To avoid a wholesale redefinition of academic contracts across the sector, skewed academic strategies within universities, or a rushed introduction of new HESA categories, the technical consultation should take account of the significance of significance. It’s the sort of technical problem that Lord Stern’s impressionistic review of the REF failed to appreciate. Whole staff inclusion will necessitate the submission of many more low-quality units (some entirely unfundable) and thus actually increase the burden on institutions and assessors. If staff submission is determined by JACS code rather than institutional selection, we could be looking at a considerable dilution of UoA quality across the board. The only way to make such submissions meaningful would be to fund the whole range of outputs from 1* upwards, though it was surely not Lord Stern’s intention to direct money towards low-quality work or to make pointless returns.

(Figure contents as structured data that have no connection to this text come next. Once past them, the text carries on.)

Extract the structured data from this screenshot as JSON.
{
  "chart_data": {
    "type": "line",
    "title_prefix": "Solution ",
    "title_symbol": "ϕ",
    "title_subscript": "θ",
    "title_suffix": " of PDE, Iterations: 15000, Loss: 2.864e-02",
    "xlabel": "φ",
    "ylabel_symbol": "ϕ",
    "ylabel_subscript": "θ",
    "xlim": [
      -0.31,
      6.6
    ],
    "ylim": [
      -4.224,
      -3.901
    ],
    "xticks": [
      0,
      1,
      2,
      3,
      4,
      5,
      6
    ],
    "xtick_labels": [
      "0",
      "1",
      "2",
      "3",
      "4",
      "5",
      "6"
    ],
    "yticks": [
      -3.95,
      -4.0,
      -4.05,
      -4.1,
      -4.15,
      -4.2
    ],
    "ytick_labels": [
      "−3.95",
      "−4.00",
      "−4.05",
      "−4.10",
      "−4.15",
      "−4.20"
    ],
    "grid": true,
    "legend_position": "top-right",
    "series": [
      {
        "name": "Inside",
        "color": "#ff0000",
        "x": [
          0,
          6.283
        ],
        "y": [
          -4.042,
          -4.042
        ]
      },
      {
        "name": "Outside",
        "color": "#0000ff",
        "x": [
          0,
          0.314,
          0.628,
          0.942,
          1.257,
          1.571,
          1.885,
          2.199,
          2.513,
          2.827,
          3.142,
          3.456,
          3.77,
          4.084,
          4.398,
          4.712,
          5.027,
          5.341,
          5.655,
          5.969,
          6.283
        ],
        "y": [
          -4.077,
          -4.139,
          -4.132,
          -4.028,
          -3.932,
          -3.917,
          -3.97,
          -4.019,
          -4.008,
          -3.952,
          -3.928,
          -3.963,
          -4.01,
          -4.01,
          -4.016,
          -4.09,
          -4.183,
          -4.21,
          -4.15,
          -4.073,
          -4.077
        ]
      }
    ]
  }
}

The introduction of institutional-level environment and impact sections – accounting for a combined 12.5% of the submission – will also draw funds away from the best work in individual units towards aggregated mediocrity. It would reward size and coverage rather than fund excellence wherever it is found.
Likewise, non-portability of outputs would benefit institutions, not individual academics. The intention might have been to reward those lower league universities with ‘youth academies’, while institutional level environment rewards those in the premier league. However, government should think twice before it introduces any incentive that discourages mobility between institutions or investment in the academic workforce. The REF and its predecessors have been successful in promoting growth in meritocratic academic employment. Masochistic academics should be careful what they wish for.
There are then sufficient grounds to think that the key recommendations of Stern would not prevent game playing and, against intention, may well encourage universities “to separate inappropriately or dichotomise their research and teaching missions”. This is a highly significant question, as much as it is a technical one. In making their returns to the consultation, academics should not ask, ‘does this benefit my institution’, but does this benefit university life as a whole? When the masochist, who likes it Stern, says ‘hurt me more’, a genuine sadist would say ‘no’. The technical consultation provides an opportunity to save us from ourselves.